TANAL: ALTININ YÜZDE 96’SI KANADALI ŞİRKETE KALIYOR
Kaz Dağları için başlatılan Su ve Vicdan Nöbeti’ne katılan CHP’li Mahmut Tanal, çıkarılan altının yüzde 96’sının Kanadalı Alamos Gold şirketine kaldığını belirterek, “Devlet burada ya dolandırılmış, ya kandırılmış, ya da kamu değerleri peşkeş çekilmiştir” dedi.

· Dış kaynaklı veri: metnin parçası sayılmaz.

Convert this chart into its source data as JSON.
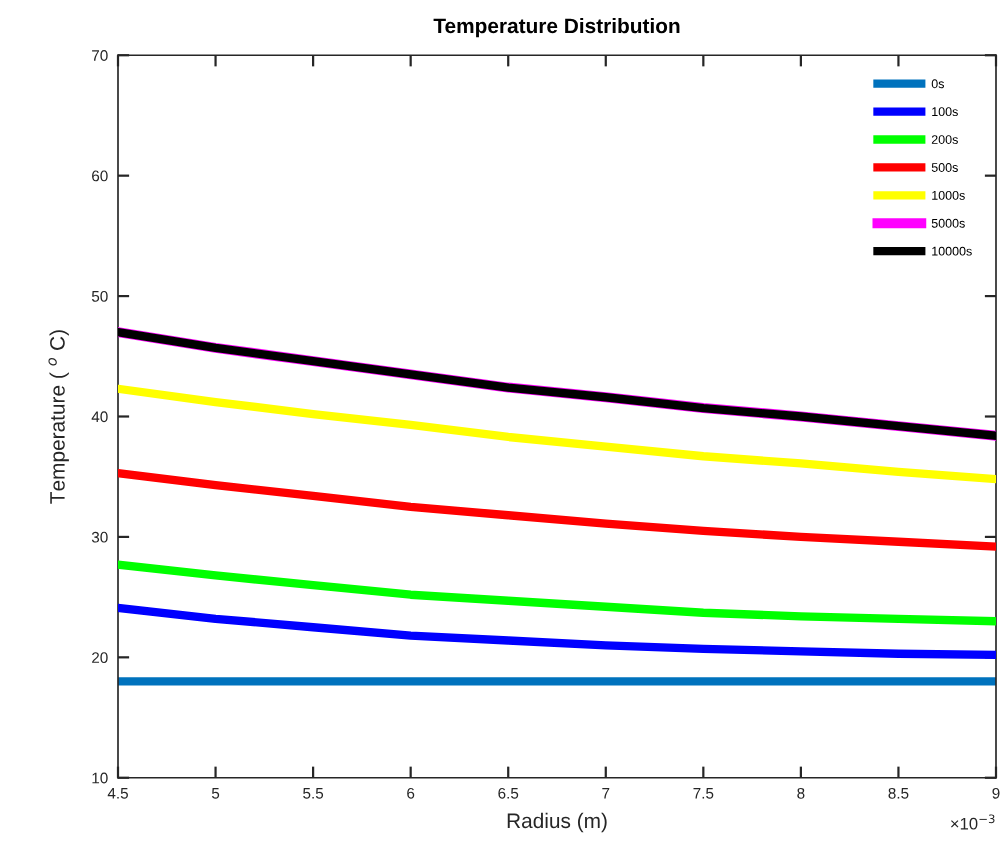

AKP’li siyasetçilerin “Altınlarımızın ekonomiye kazandırılması gerekiyor” şeklindeki savunmasına rağmen Kaz Dağları’nda altın arayan Kanadalı Alamos Gold şirketinin devletten kat be kat karlı çıktığına dikkat çeken Tanal, “Edindiğimiz bilgiye göre, çıkacak altının sadece yüzde 4'ü devlete kalıyor. Dünyanın hiç bir yerinde böyle bir sözleşme bulamazsınız. Bunda kamu kararı yok. Kamu yararı, yüzde 96’yı Kanada şirketine verip, devlete yüzde 4 vermek değildir. Bu kamu hakkını özel şirketlere peşkeş çekmedir. Açıkça nispetsizlik ve orantısızlık vardır. ‘Bu sözleşme yok hükmündedir’ demek lazım. Buradan bakanlığa sesleniyorum, kamu yararı su hakkını korumaktan geçer” dedi.